The custom of putting the father to bed when a child is born is called la couvade, and traces of it are yet to be found in France. It is also practised among the Basques, and according to C. Staniland Wake, was anciently observed in Corsica, among the Iberians of Spain, and in the country south of the Black Sea. It is still practised in Southern India, in Yunnan, in Borneo, in Kamchatka, and in Greenland. It is said also to be in use among the various tribes in South America.[104] The persistency of this practice shows the importance formerly attached to the maternal functions, and, as has been suggested, was doubtless inaugurated at a time when descent was being changed from the female to the male line.
It was perhaps in the latter part of the Middle Status of barbarism that descent and the rights of succession began to be traced through males. When, through causes which will be noticed later in this work, property began to accumulate in the hands of men, children became the recognized heirs of their fathers and the foundation for the present form of the family was laid. However, long after descent began to be reckoned through males, absolute paternity was not necessary to fatherhood. During the earlier ages of male supremacy, fatherhood, like brotherhood, was a loose term and signified simply the head of a house, or the “lord” or owner of the mother. It mattered little whether a man had previously lent his wife to a friend, or whether he had shared her favours with several brothers, all the children “born on his bed” belonged to him and were of his family.
Later in these pages will be observed the fact that the change in reckoning descent, which occurred at a comparatively late period in the history of the human race, is directly connected with the means of subsistence. So long as land was held in common by the members of the gens, and so long as women were able to manage the means of support, their independence was secure, and they were able to exercise absolute control over their own persons, their homes, and their offspring. Under these conditions men were obliged to please the women if they would win their favours.

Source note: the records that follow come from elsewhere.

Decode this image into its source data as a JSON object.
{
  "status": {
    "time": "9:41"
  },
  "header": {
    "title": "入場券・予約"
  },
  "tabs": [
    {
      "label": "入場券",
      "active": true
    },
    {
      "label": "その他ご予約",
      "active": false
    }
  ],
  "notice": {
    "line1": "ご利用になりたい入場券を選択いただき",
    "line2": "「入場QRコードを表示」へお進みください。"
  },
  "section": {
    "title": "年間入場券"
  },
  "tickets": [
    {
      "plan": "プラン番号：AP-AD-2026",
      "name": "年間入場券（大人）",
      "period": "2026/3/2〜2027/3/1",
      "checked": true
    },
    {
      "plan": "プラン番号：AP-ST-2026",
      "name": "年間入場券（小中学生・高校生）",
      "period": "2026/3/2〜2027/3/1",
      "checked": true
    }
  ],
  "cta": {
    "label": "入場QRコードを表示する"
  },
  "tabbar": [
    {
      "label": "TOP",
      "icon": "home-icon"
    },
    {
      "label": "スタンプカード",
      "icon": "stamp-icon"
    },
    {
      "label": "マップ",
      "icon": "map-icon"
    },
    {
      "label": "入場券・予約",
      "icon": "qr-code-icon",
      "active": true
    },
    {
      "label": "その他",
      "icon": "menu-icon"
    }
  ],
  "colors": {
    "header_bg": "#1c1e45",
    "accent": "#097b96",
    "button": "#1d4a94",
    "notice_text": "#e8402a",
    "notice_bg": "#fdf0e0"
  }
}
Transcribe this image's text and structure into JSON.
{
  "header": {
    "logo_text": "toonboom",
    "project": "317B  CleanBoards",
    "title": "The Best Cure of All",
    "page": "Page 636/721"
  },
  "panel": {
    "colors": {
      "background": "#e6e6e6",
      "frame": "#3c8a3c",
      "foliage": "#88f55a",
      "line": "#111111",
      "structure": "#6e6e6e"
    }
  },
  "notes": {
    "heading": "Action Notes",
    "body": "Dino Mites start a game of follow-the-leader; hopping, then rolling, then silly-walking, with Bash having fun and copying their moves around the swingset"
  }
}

From facts which have been demonstrated by various writers on the subject of the early conditions of the human race, it is more than probable that women were the original tillers of the soil, and that, during the first period of barbarism, while the hunters and warriors were engaged in war and the chase, occupations best suited to their taste, women first discovered the art of producing farinaceous food through cultivation, and through this discovery a hitherto exclusive diet of fish and game was changed for a subsistence in part vegetable.
It is conjectured also that the first domestication of animals was brought about through a probable “freak of fancy.” That individuals among these animals were first caught by hunters, conveyed by them to their homes, and there tamed through the tenderness and sympathy of women, is considered more than likely. There are, however, so far as I know, no actual facts upon which to base such a conclusion.
The increase of subsistence through horticulture and the domestication of animals marks an important era in the history of mankind. By this means the human race was enabled to spread itself over distant areas, and through the improved condition of nutrition alone, by which the physical conditions were improved and the mental energies strengthened, the arts of life were multiplied and the course of human activities directed into higher and more important channels. Indeed, through the numerous benefits derived from the one source of increased and improved subsistence, the entire mode of life was changed or materially modified.
The religious idea, which subsequently comprehended a complicated system of mythology based on phallic worship, at this early age, consisted simply of a recognition of the bounties of earth. The principal office connected with the religious ceremonies of the Iroquois tribe of Indians, at the stage of development in which it was first known to Europeans, seems to have been “Keeper of the Faith,” a position occupied alike by both sexes. The Keepers of the Faith were chosen by the wise members of the group; they were censors of the people, with power to report the evil deeds of persons to the council. “With no official head, and none of the marks of a priesthood, their functions were equal.”[105] For the most part, their religious services consisted of festivals held at stated seasons to celebrate the return of the bounties of Nature. A notable fact in connection with this subject is, that during the earlier ages of barbarism the religious idea was thoroughly monotheistic, and idolatry was unknown, religious worship, for the most part, consisting of a ceremony of thanksgiving, with invocations to the Great Mother-Nature to continue to them the blessings of life. As altruism waned and egoism advanced, however, supernaturalism, or a belief in unseen forces, became more and more pronounced, until, in the Latter Status of barbarism, when the supremacy of man had become complete, the gens became merely the “centre of religious influence and the source of religious development.”